The above is the tenth category without transformation, and the following is the second category after transformation. We take the category less than or equal to 4 as the 0 category, and the category greater than or equal to 5 as the 1 category.

Load the model and train:

##加载逻辑回归模型并使用L1正则化,正则化参数C选0.5
model_LR_l1=linear_model.LogisticRegression(C=0.5, penalty='l1', tol=0.01)
##将训练数据传入开始训练
model_LR_l1.fit(X_train,y_train)
##准备测试数据
X_test_scale=preprocessing.StandardScaler().fit_transform(X_test)
y_test_trans = (y_test>4).astype(np.int)
##将测试数据传入训练好的模型,进行评分
print(model_LR_l1.score(X_test_scale,y_test_trans))
##将测试集的输入数据传入训练好的模型,得到预测值。
y_pred = model_LR_l1.predict(X_test_scale)

Rating: 0.933333333333

Graphical display:
we can look at the predictions of these 180 samples in the test set (the previous 30 as an example)

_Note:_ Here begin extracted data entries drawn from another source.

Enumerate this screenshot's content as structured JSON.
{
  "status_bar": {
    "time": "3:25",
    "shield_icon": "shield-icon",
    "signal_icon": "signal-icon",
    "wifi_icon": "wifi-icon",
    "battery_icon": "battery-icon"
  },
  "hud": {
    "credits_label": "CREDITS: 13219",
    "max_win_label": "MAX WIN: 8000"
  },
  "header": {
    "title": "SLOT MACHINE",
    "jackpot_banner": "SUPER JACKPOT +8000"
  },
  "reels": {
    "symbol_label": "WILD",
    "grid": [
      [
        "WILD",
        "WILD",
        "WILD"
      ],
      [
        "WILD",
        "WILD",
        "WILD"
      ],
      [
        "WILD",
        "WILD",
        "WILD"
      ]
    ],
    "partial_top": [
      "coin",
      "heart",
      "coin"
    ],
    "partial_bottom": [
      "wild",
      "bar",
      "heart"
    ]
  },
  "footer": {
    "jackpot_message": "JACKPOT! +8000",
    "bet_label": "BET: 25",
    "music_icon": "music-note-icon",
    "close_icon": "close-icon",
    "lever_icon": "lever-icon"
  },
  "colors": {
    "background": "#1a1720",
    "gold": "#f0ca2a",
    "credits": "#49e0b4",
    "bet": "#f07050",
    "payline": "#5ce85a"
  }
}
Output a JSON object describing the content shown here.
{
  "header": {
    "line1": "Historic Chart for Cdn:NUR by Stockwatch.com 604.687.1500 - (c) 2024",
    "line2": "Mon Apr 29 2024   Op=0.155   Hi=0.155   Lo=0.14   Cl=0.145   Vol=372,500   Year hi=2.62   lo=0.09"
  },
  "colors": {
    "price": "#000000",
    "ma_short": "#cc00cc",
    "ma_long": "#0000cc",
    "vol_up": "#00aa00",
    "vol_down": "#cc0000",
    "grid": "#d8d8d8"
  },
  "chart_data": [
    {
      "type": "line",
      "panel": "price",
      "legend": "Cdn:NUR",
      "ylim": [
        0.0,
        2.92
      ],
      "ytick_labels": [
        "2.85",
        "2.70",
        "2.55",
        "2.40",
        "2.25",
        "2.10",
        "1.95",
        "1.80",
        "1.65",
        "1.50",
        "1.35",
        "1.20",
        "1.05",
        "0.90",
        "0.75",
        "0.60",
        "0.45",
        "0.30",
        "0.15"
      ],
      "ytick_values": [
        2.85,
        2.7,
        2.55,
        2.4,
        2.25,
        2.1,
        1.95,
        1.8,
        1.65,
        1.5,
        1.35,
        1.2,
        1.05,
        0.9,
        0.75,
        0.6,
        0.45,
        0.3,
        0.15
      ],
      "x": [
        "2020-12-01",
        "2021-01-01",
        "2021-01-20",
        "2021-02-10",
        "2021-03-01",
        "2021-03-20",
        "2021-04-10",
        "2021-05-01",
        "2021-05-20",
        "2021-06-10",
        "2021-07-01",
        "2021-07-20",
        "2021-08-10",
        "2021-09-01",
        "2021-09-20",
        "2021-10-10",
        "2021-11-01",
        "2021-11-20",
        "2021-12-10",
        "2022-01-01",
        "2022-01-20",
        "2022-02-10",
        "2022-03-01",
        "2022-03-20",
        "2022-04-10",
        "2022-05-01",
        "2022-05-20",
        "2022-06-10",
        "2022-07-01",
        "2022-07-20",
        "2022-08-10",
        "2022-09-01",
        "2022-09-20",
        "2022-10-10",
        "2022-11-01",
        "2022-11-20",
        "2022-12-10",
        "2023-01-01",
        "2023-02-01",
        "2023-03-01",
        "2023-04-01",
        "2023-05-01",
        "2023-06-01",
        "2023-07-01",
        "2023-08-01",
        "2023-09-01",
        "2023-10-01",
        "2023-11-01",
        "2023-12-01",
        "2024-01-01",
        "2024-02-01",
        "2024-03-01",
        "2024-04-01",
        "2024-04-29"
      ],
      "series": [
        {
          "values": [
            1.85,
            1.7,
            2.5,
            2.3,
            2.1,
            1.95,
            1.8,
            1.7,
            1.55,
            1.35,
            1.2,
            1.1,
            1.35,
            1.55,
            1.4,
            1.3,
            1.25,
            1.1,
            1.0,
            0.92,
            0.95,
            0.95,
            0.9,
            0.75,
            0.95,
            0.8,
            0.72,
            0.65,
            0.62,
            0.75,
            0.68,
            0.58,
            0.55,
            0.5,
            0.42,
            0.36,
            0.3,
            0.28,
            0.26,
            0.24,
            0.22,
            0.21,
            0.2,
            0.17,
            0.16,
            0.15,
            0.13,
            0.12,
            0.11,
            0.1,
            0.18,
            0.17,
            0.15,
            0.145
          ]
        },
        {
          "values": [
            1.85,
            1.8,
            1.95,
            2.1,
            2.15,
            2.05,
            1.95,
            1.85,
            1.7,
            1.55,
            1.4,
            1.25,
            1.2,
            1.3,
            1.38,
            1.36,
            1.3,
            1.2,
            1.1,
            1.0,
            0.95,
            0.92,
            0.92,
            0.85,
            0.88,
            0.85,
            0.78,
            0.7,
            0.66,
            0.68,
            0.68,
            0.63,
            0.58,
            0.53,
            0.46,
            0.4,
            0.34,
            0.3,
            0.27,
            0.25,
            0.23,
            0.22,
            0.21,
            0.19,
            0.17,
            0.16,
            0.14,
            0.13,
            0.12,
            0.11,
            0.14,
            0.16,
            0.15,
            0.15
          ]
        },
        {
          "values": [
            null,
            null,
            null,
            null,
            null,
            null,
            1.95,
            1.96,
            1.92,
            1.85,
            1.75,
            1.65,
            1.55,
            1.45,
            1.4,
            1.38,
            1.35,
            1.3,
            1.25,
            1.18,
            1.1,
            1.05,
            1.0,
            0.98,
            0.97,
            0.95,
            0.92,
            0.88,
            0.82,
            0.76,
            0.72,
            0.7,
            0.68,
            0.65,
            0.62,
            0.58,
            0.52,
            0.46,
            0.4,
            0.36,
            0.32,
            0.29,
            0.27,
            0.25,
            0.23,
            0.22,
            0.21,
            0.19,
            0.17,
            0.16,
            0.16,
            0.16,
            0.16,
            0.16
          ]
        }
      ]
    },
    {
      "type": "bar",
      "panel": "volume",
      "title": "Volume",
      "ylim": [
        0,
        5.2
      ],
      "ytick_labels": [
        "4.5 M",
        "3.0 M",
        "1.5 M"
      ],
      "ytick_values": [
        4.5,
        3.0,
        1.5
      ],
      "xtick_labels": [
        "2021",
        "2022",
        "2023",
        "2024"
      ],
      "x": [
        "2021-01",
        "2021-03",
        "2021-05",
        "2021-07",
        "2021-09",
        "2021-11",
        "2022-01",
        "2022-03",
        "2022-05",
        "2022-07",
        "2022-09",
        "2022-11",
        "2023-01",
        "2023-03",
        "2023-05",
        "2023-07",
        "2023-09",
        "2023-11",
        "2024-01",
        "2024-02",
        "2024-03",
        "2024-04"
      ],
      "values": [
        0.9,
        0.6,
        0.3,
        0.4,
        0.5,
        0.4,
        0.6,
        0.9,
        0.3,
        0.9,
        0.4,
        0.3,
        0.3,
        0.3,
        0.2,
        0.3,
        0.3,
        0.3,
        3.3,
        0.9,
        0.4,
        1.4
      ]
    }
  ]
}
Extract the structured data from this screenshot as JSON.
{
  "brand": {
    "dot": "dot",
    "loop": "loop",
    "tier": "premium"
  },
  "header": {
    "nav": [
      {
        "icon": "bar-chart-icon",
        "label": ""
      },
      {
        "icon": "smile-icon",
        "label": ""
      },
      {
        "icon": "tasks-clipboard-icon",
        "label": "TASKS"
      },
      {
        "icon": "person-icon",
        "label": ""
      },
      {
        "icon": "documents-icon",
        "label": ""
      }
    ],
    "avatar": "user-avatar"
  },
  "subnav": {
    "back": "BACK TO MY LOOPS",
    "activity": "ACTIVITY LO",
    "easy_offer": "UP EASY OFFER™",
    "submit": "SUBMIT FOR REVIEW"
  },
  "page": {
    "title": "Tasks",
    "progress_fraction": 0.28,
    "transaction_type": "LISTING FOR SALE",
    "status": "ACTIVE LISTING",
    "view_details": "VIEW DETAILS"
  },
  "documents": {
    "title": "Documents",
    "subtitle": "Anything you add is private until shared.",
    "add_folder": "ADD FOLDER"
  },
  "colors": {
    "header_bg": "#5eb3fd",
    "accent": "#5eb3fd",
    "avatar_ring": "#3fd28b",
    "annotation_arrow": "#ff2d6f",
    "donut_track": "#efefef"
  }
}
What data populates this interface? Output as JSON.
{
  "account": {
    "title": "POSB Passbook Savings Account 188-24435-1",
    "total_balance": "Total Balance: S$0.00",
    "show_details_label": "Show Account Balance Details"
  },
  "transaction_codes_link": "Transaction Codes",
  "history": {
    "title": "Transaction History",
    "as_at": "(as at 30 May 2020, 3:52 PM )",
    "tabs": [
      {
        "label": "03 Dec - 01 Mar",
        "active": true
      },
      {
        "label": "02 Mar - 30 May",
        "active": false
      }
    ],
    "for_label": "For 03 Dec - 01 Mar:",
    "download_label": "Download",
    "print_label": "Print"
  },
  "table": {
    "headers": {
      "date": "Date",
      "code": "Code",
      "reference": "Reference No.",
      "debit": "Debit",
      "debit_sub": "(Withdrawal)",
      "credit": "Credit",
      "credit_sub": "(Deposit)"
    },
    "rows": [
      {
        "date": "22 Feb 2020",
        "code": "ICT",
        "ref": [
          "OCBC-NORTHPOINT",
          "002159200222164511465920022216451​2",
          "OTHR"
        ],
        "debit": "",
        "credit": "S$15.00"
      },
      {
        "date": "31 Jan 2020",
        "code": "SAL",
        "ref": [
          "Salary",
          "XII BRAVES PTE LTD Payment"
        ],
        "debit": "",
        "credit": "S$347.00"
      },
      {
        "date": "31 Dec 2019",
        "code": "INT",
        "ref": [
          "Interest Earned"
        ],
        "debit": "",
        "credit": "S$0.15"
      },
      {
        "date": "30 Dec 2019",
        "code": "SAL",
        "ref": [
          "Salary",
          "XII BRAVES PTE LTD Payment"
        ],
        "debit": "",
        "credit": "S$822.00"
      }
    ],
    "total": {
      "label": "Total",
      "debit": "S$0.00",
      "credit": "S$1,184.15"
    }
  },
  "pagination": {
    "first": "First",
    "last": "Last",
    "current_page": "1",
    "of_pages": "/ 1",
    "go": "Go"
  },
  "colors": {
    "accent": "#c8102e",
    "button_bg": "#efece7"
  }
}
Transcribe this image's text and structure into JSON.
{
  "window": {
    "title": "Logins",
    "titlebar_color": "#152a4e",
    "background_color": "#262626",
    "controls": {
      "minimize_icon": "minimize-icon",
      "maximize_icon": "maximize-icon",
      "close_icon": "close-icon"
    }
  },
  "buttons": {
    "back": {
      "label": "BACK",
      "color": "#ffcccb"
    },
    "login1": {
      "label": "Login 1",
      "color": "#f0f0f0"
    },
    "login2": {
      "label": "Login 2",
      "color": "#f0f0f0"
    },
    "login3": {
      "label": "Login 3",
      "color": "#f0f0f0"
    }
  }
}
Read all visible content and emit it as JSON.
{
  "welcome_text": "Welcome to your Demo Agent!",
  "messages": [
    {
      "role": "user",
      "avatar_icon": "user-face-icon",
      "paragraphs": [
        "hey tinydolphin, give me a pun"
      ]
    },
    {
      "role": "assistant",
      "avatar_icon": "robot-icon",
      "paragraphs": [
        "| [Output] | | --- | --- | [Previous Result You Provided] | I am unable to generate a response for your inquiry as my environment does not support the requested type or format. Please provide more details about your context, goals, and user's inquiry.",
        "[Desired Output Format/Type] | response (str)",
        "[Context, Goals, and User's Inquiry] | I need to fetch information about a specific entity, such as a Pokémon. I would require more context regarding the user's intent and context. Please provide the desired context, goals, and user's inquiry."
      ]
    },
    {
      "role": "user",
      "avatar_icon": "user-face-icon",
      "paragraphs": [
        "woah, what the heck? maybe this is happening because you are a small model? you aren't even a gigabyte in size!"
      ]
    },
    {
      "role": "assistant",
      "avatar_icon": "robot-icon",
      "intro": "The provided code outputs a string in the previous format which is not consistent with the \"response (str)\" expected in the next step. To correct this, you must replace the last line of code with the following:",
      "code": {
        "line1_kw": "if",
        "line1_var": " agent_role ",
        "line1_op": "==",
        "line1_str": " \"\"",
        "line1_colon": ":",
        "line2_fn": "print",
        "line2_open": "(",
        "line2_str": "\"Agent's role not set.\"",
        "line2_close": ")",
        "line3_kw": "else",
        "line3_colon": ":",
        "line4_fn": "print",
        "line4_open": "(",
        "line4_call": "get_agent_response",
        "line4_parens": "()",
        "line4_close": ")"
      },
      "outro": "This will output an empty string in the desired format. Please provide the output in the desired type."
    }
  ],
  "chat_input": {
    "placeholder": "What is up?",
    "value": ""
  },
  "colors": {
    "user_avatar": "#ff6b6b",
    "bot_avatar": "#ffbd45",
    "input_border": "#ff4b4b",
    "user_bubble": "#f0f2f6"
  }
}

fig1=plt.figure(figsize=(8,8))
fig1.subplots_adjust(left=0,right=1,bottom=0,top=1,hspace=0.05,wspace=0.05)
for i in range(30):
    ax=fig1.add_subplot(6,5,i+1,xticks=[],yticks=[])
    ax.imshow(np.abs(X_test[i].reshape(8, 8)),cmap=plt.cm.binary,interpolation='nearest')
    ax.text(0,1,str(y_test[i]))
    ax.text(0,7,str(y_pred[i]))
plt.show()

The above is the true label (the label that has not become a two-class, that is, a ten-class label), and the bottom is the predicted value (it has become a two-class label, 0 means the real label is less than or equal to 4, 1 means the real label is greater than or equal to 5)
write picture description here
We It can be found that the 5th, 6th, and 26th predictions are wrong. According to my thoughts, the 4th of the 5th and 26th should be more like 9, so the model judges as 9 5 , so the predicted value output is 1. And the 6th 7 is more like 1, so the model judges as 1 4 , so the predicted value output is 0.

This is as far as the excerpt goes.